The Kobeissi Letter, an analytics firm, expressed doubt about the necessity of the recent rate cut, highlighting that both core PPI and CPI inflation have resumed their upward trajectory. The firm questioned whether the economy truly required such a reduction in rates, particularly given the Fed's assertions of maximum employment alongside a need to support the labor market.

Minutes from the Fed’s policy meeting held on September 17-18 indicated that officials believed the risks to economic activity were skewed downward. Despite a majority supporting the significant rate cut, some policymakers advocated for a more cautious 25 basis point reduction to better align with a gradual approach to policy normalization.

In examining the detailed BLS data, the goods index dropped by 0.2 percent in September, while the services index rose by 0.2 percent, leading to the overall flat performance. Among specific products, gasoline pric es fell by 5.6 percent, while processed poultry prices surged by 8.8 percent, and costs for electric power and motor vehicles increased.

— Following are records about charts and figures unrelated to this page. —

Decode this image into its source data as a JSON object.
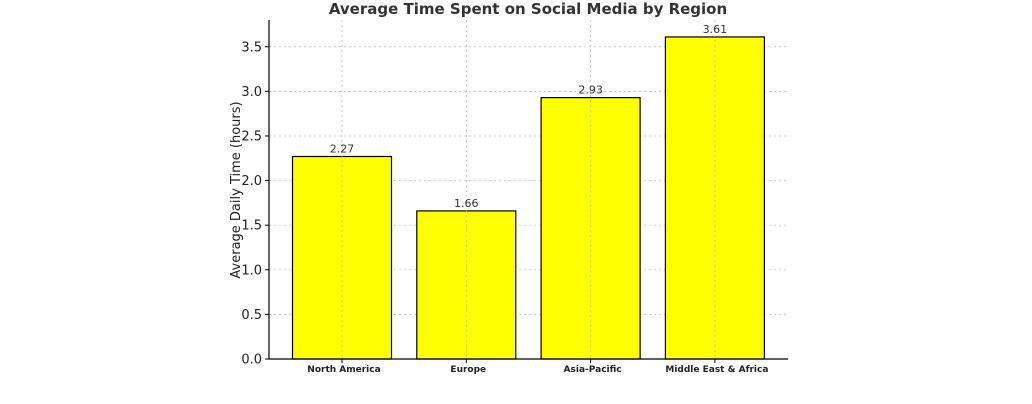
{
  "chart_data": {
    "type": "bar",
    "title": "Average Time Spent on Social Media by Region",
    "xlabel": "",
    "ylabel": "Average Daily Time (hours)",
    "categories": [
      "North America",
      "Europe",
      "Asia-Pacific",
      "Middle East & Africa"
    ],
    "values": [
      2.27,
      1.66,
      2.93,
      3.61
    ],
    "value_labels": [
      "2.27",
      "1.66",
      "2.93",
      "3.61"
    ],
    "ylim": [
      0,
      3.8
    ],
    "yticks": [
      0.0,
      0.5,
      1.0,
      1.5,
      2.0,
      2.5,
      3.0,
      3.5
    ],
    "ytick_labels": [
      "0.0",
      "0.5",
      "1.0",
      "1.5",
      "2.0",
      "2.5",
      "3.0",
      "3.5"
    ],
    "bar_color": "#ffff00",
    "edge_color": "#000000",
    "grid": true,
    "legend": "none"
  }
}
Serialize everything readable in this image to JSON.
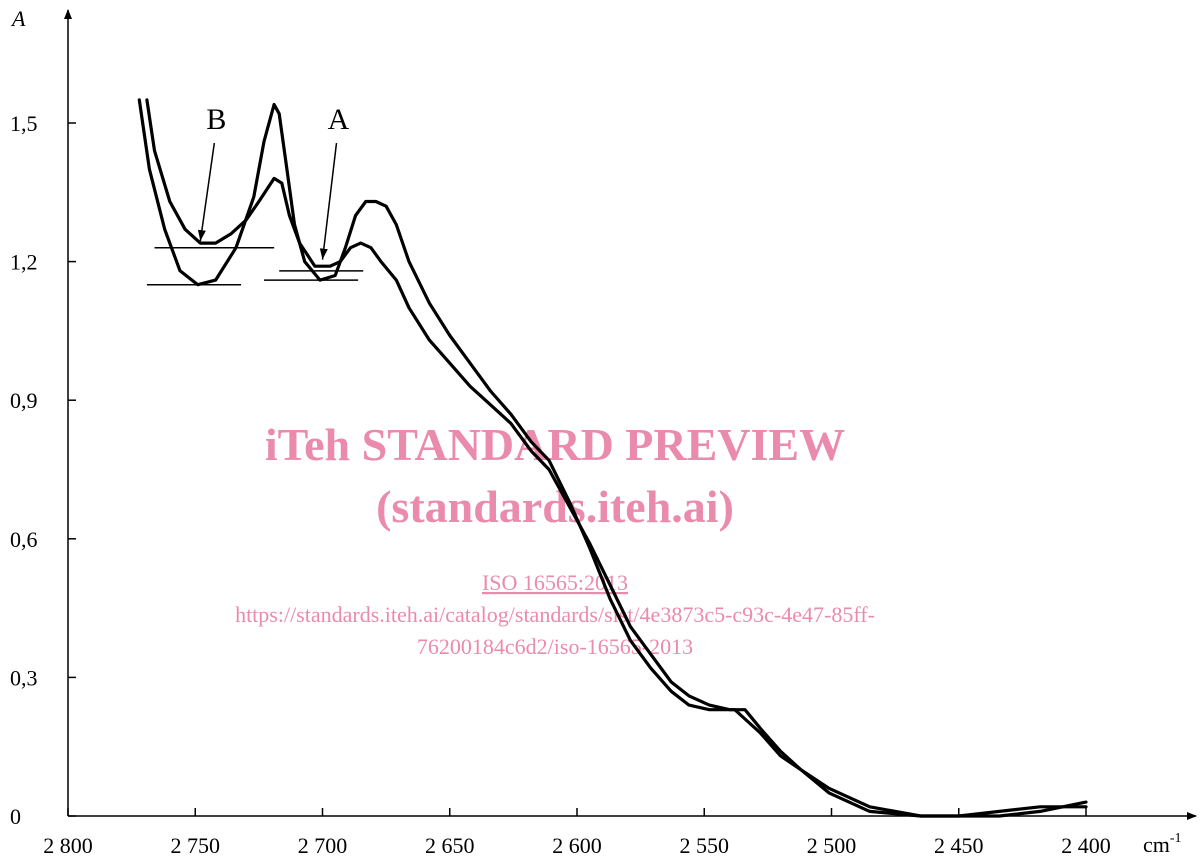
{
  "chart_data": {
    "type": "line",
    "y_label": "A",
    "x_label": "cm",
    "x_label_sup": "-1",
    "xlim": [
      2800,
      2400
    ],
    "ylim": [
      0,
      1.5
    ],
    "xticks": [
      {
        "value": 2800,
        "label": "2 800"
      },
      {
        "value": 2750,
        "label": "2 750"
      },
      {
        "value": 2700,
        "label": "2 700"
      },
      {
        "value": 2650,
        "label": "2 650"
      },
      {
        "value": 2600,
        "label": "2 600"
      },
      {
        "value": 2550,
        "label": "2 550"
      },
      {
        "value": 2500,
        "label": "2 500"
      },
      {
        "value": 2450,
        "label": "2 450"
      },
      {
        "value": 2400,
        "label": "2 400"
      }
    ],
    "yticks": [
      0,
      {
        "value": 0.3,
        "label": "0,3"
      },
      {
        "value": 0.6,
        "label": "0,6"
      },
      {
        "value": 0.9,
        "label": "0,9"
      },
      {
        "value": 1.2,
        "label": "1,2"
      },
      {
        "value": 1.5,
        "label": "1,5"
      }
    ],
    "series": [
      {
        "color": "#000000",
        "x": [
          2772,
          2768,
          2762,
          2756,
          2749,
          2742,
          2734,
          2727,
          2723,
          2719,
          2717,
          2714,
          2711,
          2707,
          2701,
          2695,
          2691,
          2687,
          2683,
          2679,
          2675,
          2671,
          2666,
          2658,
          2650,
          2642,
          2634,
          2626,
          2618,
          2611,
          2603,
          2595,
          2587,
          2579,
          2571,
          2563,
          2556,
          2548,
          2544,
          2538,
          2534,
          2528,
          2520,
          2512,
          2501,
          2485,
          2465,
          2450,
          2434,
          2418,
          2400
        ],
        "values": [
          1.55,
          1.4,
          1.27,
          1.18,
          1.15,
          1.16,
          1.23,
          1.34,
          1.46,
          1.54,
          1.52,
          1.4,
          1.28,
          1.2,
          1.16,
          1.17,
          1.23,
          1.3,
          1.33,
          1.33,
          1.32,
          1.28,
          1.2,
          1.11,
          1.04,
          0.98,
          0.92,
          0.87,
          0.81,
          0.77,
          0.68,
          0.58,
          0.47,
          0.38,
          0.32,
          0.27,
          0.24,
          0.23,
          0.23,
          0.23,
          0.21,
          0.18,
          0.13,
          0.1,
          0.05,
          0.01,
          0,
          0,
          0,
          0.01,
          0.03
        ]
      },
      {
        "color": "#000000",
        "x": [
          2769,
          2766,
          2760,
          2754,
          2748,
          2742,
          2736,
          2730,
          2725,
          2719,
          2716,
          2713,
          2709,
          2703,
          2697,
          2693,
          2689,
          2685,
          2681,
          2677,
          2671,
          2666,
          2658,
          2650,
          2642,
          2634,
          2626,
          2618,
          2611,
          2603,
          2595,
          2587,
          2579,
          2571,
          2563,
          2556,
          2548,
          2540,
          2534,
          2528,
          2520,
          2512,
          2501,
          2485,
          2465,
          2450,
          2434,
          2418,
          2400
        ],
        "values": [
          1.55,
          1.44,
          1.33,
          1.27,
          1.24,
          1.24,
          1.26,
          1.29,
          1.33,
          1.38,
          1.37,
          1.3,
          1.24,
          1.19,
          1.19,
          1.2,
          1.23,
          1.24,
          1.23,
          1.2,
          1.16,
          1.1,
          1.03,
          0.98,
          0.93,
          0.89,
          0.85,
          0.79,
          0.75,
          0.67,
          0.59,
          0.5,
          0.41,
          0.35,
          0.29,
          0.26,
          0.24,
          0.23,
          0.23,
          0.19,
          0.14,
          0.1,
          0.06,
          0.02,
          0,
          0,
          0.01,
          0.02,
          0.02
        ]
      }
    ],
    "annotations": [
      {
        "text": "B",
        "x": 2748,
        "y": 1.24
      },
      {
        "text": "A",
        "x": 2700,
        "y": 1.2
      }
    ],
    "baselines": [
      {
        "x": [
          2766,
          2719
        ],
        "y": [
          1.23,
          1.23
        ]
      },
      {
        "x": [
          2769,
          2732
        ],
        "y": [
          1.15,
          1.15
        ]
      },
      {
        "x": [
          2717,
          2684
        ],
        "y": [
          1.18,
          1.18
        ]
      },
      {
        "x": [
          2723,
          2686
        ],
        "y": [
          1.16,
          1.16
        ]
      }
    ]
  },
  "watermark": {
    "lines": [
      "iTeh STANDARD PREVIEW",
      "(standards.iteh.ai)"
    ],
    "link": "ISO 16565:2013",
    "url": [
      "https://standards.iteh.ai/catalog/standards/sist/4e3873c5-c93c-4e47-85ff-",
      "76200184c6d2/iso-16565-2013"
    ]
  }
}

Reactions to the data vary among analysts. Some, like Kathy Jones, chief fixed income strategist, suggest that the disinflationary trend may persist. Others, such as E.J. Antoni from The Heritage Foundation, attribute the flat month-over-month reading to upward revisions in previous months’ inflation figures. Jeffrey Tucker, founder of the Brownstone Institute, warned that current inflation trends could worsen, pointing to rising money supply and increasing prices as indicators of potential trouble ahead.